Two new train stations are being built for HS2 — one right in the centre of Birmingham at Curzon Street, and one close to Birmingham Airport — the Interchange. Rami commented: “From a global perspective, suddenly Birmingham is becoming a much bigger place — 45mn people will be able to access the airport within an hour.”
The Birmingham Curzon Urban Regeneration Company will lead the redevelopment of the 141 hectare Curzon Street area surrounding Birmingham’s planned HS2 station. It is one of the biggest urban regeneration schemes in Britain.

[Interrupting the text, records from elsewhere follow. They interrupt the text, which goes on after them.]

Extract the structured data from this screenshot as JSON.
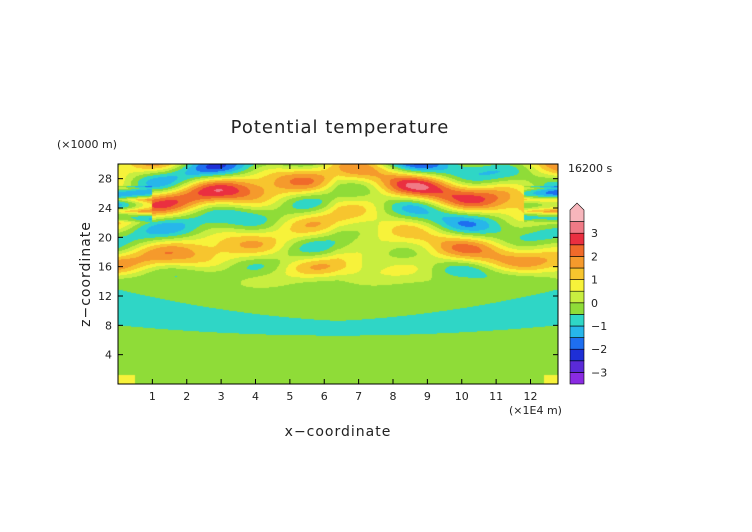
{
  "chart_data": {
    "type": "heatmap",
    "title": "Potential temperature",
    "xlabel": "x−coordinate",
    "ylabel": "z−coordinate",
    "x_unit": "(×1E4 m)",
    "y_unit": "(×1000 m)",
    "time_label": "16200 s",
    "xlim": [
      0,
      12.8
    ],
    "ylim": [
      0,
      30
    ],
    "x_ticks": [
      1,
      2,
      3,
      4,
      5,
      6,
      7,
      8,
      9,
      10,
      11,
      12
    ],
    "y_ticks": [
      4,
      8,
      12,
      16,
      20,
      24,
      28
    ],
    "colorbar": {
      "ticks": [
        "3",
        "2",
        "1",
        "0",
        "−1",
        "−2",
        "−3"
      ],
      "tick_values": [
        3,
        2,
        1,
        0,
        -1,
        -2,
        -3
      ],
      "levels": [
        {
          "from": -3.5,
          "to": -3.0,
          "color": "#8a2be2"
        },
        {
          "from": -3.0,
          "to": -2.5,
          "color": "#5a2ad8"
        },
        {
          "from": -2.5,
          "to": -2.0,
          "color": "#1e2fd6"
        },
        {
          "from": -2.0,
          "to": -1.5,
          "color": "#1e6ef0"
        },
        {
          "from": -1.5,
          "to": -1.0,
          "color": "#27b6ea"
        },
        {
          "from": -1.0,
          "to": -0.5,
          "color": "#2fd6c6"
        },
        {
          "from": -0.5,
          "to": 0.0,
          "color": "#8fdc38"
        },
        {
          "from": 0.0,
          "to": 0.5,
          "color": "#c8ee40"
        },
        {
          "from": 0.5,
          "to": 1.0,
          "color": "#f7f23a"
        },
        {
          "from": 1.0,
          "to": 1.5,
          "color": "#f7c52e"
        },
        {
          "from": 1.5,
          "to": 2.0,
          "color": "#f59a2c"
        },
        {
          "from": 2.0,
          "to": 2.5,
          "color": "#f06a2a"
        },
        {
          "from": 2.5,
          "to": 3.0,
          "color": "#ea2f40"
        },
        {
          "from": 3.0,
          "to": 3.5,
          "color": "#f07a86"
        },
        {
          "from": 3.5,
          "to": 4.0,
          "color": "#f7b6bc"
        }
      ]
    },
    "field_description_features": {
      "background_value": -0.2,
      "layer_0_to_2km": -0.2,
      "layer_6_to_11km": -0.8,
      "wave_region_km": [
        12,
        30
      ],
      "max_anomaly": 3.0,
      "min_anomaly": -2.3
    }
  }
}
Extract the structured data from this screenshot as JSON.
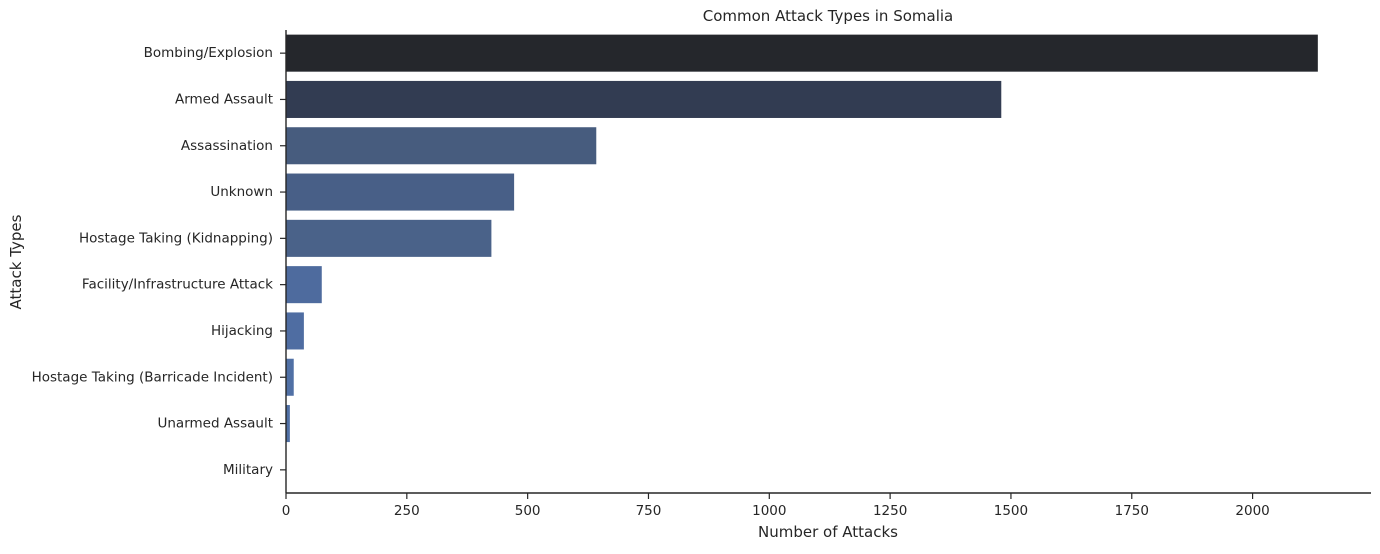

The Birmingham Curzon HS2 Masterplan outlines how stimulating the area’s economic growth could deliver 14,000 jobs, some 600,000 sqm of new employment floor space, more than 2,000 homes and up to £1.3bn a year to the local economy.
HS2 is expected to create some 26,000 jobs across the Greater Birmingham & Solihull area, and boost the West Midlands’ economy by £4bn per year.  Last week saw the launch of the £500mn plan to regenerate a 14 hectare site at the heart of the city centre. The Birmingham Smithfield development is expected to create over 100,000 sq. metres of new floor space, 1,000 new homes and 3,000 new jobs, adding £470mn GVA to the local economy and attracting millions more visitors to Birmingham.
The city’s Midland Metro tram system will be integrated into the site and bring Birmingham Smithfield within minutes of the proposed high speed rail (HS2) terminus at Curzon.
All this activity is raising the global profile of the region.
International tourism went up by 32% last year. Birmingham looks forward to welcoming more visitors from Qatar. As Rami put it: “We are keen to see direct connections from Birmingham into Doha.”